Step 1: Lint The Test Shape
Run features lint before treating generated Gherkin as review material:
pnpm exec blackbox features lint ./tests --fail-on errorFor CI or agent workflows:
pnpm exec blackbox features lint ./tests --json --fail-on warnImportant findings include:
| Rule | What it catches |
|---|---|
aaa-shape | Then before When, Given after the action, multiple act blocks after assertions, or no action |
missing-then | A scenario with no observable assertion |
opaque-step | A decompiled step that became too generic to review |
placeholder-token | A generated placeholder that does not resolve to example data |
missing-background | Repeated setup that should move to Background |
Step 2: Emit Feature Files
Generate feature files from a test directory:
pnpm exec blackbox features emit ./tests --out ./featuresFor the showcase layout:
pnpm exec blackbox features emit ./e2e/tests --out ./e2e/featuresIf you have a step library:
pnpm exec blackbox features emit ./tests --steps ./scripts/step-lib.jsonOr skip step resolution:
pnpm exec blackbox features emit ./tests --no-stepsThe command prints the detected style and scope for each source file, then writes one .feature file per source file.
Step 3: Gate Syntax And Feature-File Drift
Run features check after emitting:
pnpm exec blackbox features check --features ./features --tests ./testsThis performs two checks:
- Gherkin syntax validation using the Cucumber parser.
- Source-vs-feature drift detection.
Use JSON in automation:
pnpm exec blackbox features check --features ./features --tests ./tests --jsonUse features drift when you only want the synchronization check:
pnpm exec blackbox features drift --tests ./tests --features ./featuresFeature-file drift kinds are missing, stale, orphan, and unparseable.
Step 4: Compare Runtime Observations When Migrating
When reshaping tests or moving from plain Playwright into the BDD DSL, feature-file drift is not enough. You also need to know whether the rewritten test still produces the same meaningful runtime behavior.
The experimental observation comparison gate reads .observation.json files from two runs:
pnpm exec blackbox features compare-observations --baseline ./baseline-observations --candidate ./candidate-observations --jsonIt treats step-boundary differences as benign and flags meaningful changes such as missing network calls, changed payloads, changed assertions, missing tests, or different outcomes.
What Changes In The Project
A generation workflow should make these changes visible:
- A feature file is created or updated.
- Lint findings may point to weak scenario structure.
features checkcan fail when feature files are missing, stale, orphaned, or unparseable.- Runtime effect artifacts may also change if effects are enabled.

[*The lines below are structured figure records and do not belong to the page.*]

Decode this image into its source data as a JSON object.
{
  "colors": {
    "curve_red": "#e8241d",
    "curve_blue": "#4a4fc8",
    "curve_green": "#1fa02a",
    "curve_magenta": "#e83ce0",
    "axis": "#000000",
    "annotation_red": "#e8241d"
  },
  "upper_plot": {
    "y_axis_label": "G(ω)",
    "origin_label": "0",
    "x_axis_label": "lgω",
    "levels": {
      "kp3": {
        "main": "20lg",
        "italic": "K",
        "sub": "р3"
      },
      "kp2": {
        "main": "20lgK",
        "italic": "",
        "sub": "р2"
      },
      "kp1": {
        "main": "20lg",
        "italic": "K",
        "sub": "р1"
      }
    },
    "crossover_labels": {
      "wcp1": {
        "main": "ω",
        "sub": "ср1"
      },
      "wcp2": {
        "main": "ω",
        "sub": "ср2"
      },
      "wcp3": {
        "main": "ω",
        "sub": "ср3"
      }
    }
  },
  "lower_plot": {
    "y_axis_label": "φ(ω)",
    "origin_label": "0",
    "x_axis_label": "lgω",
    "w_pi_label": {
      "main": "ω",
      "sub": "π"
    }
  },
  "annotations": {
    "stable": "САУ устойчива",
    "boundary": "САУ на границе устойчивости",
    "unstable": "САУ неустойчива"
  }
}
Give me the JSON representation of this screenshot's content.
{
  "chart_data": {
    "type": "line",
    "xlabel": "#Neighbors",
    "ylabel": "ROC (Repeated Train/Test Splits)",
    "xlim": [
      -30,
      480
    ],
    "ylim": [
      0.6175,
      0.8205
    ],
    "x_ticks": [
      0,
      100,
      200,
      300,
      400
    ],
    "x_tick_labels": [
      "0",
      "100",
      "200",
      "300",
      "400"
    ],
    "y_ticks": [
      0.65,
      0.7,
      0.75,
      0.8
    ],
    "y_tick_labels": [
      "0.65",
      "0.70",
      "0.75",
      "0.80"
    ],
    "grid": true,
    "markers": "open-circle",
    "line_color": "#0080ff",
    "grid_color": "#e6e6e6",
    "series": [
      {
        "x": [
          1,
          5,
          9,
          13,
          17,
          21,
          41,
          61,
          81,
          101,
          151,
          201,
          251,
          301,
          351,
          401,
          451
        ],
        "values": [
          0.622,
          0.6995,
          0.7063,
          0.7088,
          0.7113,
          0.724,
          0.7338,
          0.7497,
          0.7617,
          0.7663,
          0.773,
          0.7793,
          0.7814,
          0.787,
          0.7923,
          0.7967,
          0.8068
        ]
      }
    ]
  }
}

- Feature-file drift becomes a review event instead of an invisible mismatch.
The exact filenames depend on the configured commands and output paths. The important rule is that generated artifacts should be treated as reviewable outputs, not as decorative documentation.
Reviewing Feature-File Drift
A feature file change can mean several different things:
- The product behavior intentionally changed.

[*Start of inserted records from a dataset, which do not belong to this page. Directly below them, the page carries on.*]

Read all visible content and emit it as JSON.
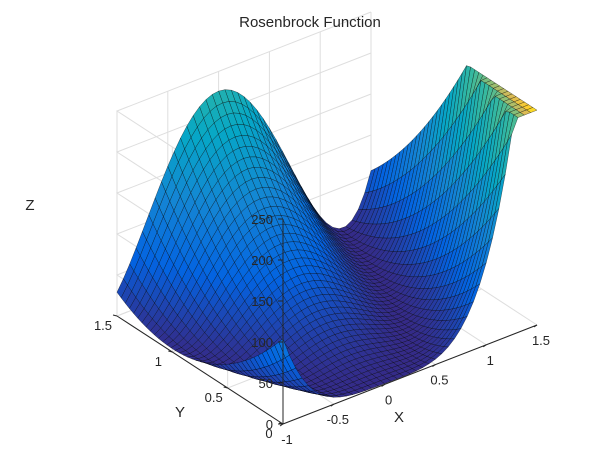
{
  "chart_data": {
    "type": "surface",
    "title": "Rosenbrock Function",
    "xlabel": "X",
    "ylabel": "Y",
    "zlabel": "Z",
    "function": "(1-x)^2 + 100*(y-x^2)^2",
    "xlim": [
      -1,
      1.5
    ],
    "ylim": [
      0,
      1.5
    ],
    "zlim": [
      0,
      250
    ],
    "x_ticks": [
      -1,
      -0.5,
      0,
      0.5,
      1,
      1.5
    ],
    "x_tick_labels": [
      "-1",
      "-0.5",
      "0",
      "0.5",
      "1",
      "1.5"
    ],
    "y_ticks": [
      0,
      0.5,
      1,
      1.5
    ],
    "y_tick_labels": [
      "0",
      "0.5",
      "1",
      "1.5"
    ],
    "z_ticks": [
      0,
      50,
      100,
      150,
      200,
      250
    ],
    "z_tick_labels": [
      "0",
      "50",
      "100",
      "150",
      "200",
      "250"
    ],
    "grid": "on",
    "colormap": "parula",
    "colormap_stops": [
      "#352a87",
      "#0363e1",
      "#1485d4",
      "#06a7c6",
      "#38b99e",
      "#92bf73",
      "#d9ba56",
      "#fcce2e",
      "#f9fb0e"
    ],
    "mesh_resolution": [
      40,
      40
    ],
    "edge_color": "#000000",
    "key_points": [
      {
        "x": -1,
        "y": 0,
        "z": 104
      },
      {
        "x": -1,
        "y": 1,
        "z": 4
      },
      {
        "x": -1,
        "y": 1.5,
        "z": 29
      },
      {
        "x": 1,
        "y": 1,
        "z": 0
      },
      {
        "x": 1.5,
        "y": 0,
        "z": 506.5
      },
      {
        "x": 1.5,
        "y": 1.5,
        "z": 56.5
      },
      {
        "x": 0,
        "y": 1.5,
        "z": 226
      }
    ]
  }
}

- The test source was renamed or restructured.
- The analyzer recovered clearer or weaker behavior text.
- Runtime behavior changed and the tests now express a new outcome.
Do not auto-accept every generated change. Review the feature file beside the effect catalog and coverage report. If the behavior changed intentionally, update the catalog and accept the artifact. If it changed accidentally, fix the system or the test.
FAQ
Is this still BDD?
It keeps the readable Given/When/Then artifact, but it does not require feature files to be the primary source of truth.
Do I need Cucumber?
No. Blackbox uses Gherkin as a format and the Cucumber parser for syntax validation. You do not need Cucumber step definitions to use this workflow.
Should I write tests in the BDD DSL?
Use the BDD DSL when you want faithful feature generation and explicit scenario, given, when, then, background, and given.each structure. Plain Playwright can work, but decompilation is best-effort.
Should generated feature files be committed?
Commit them only when your team wants them as durable review artifacts. If they are temporary diagnostics, keep them out of version control.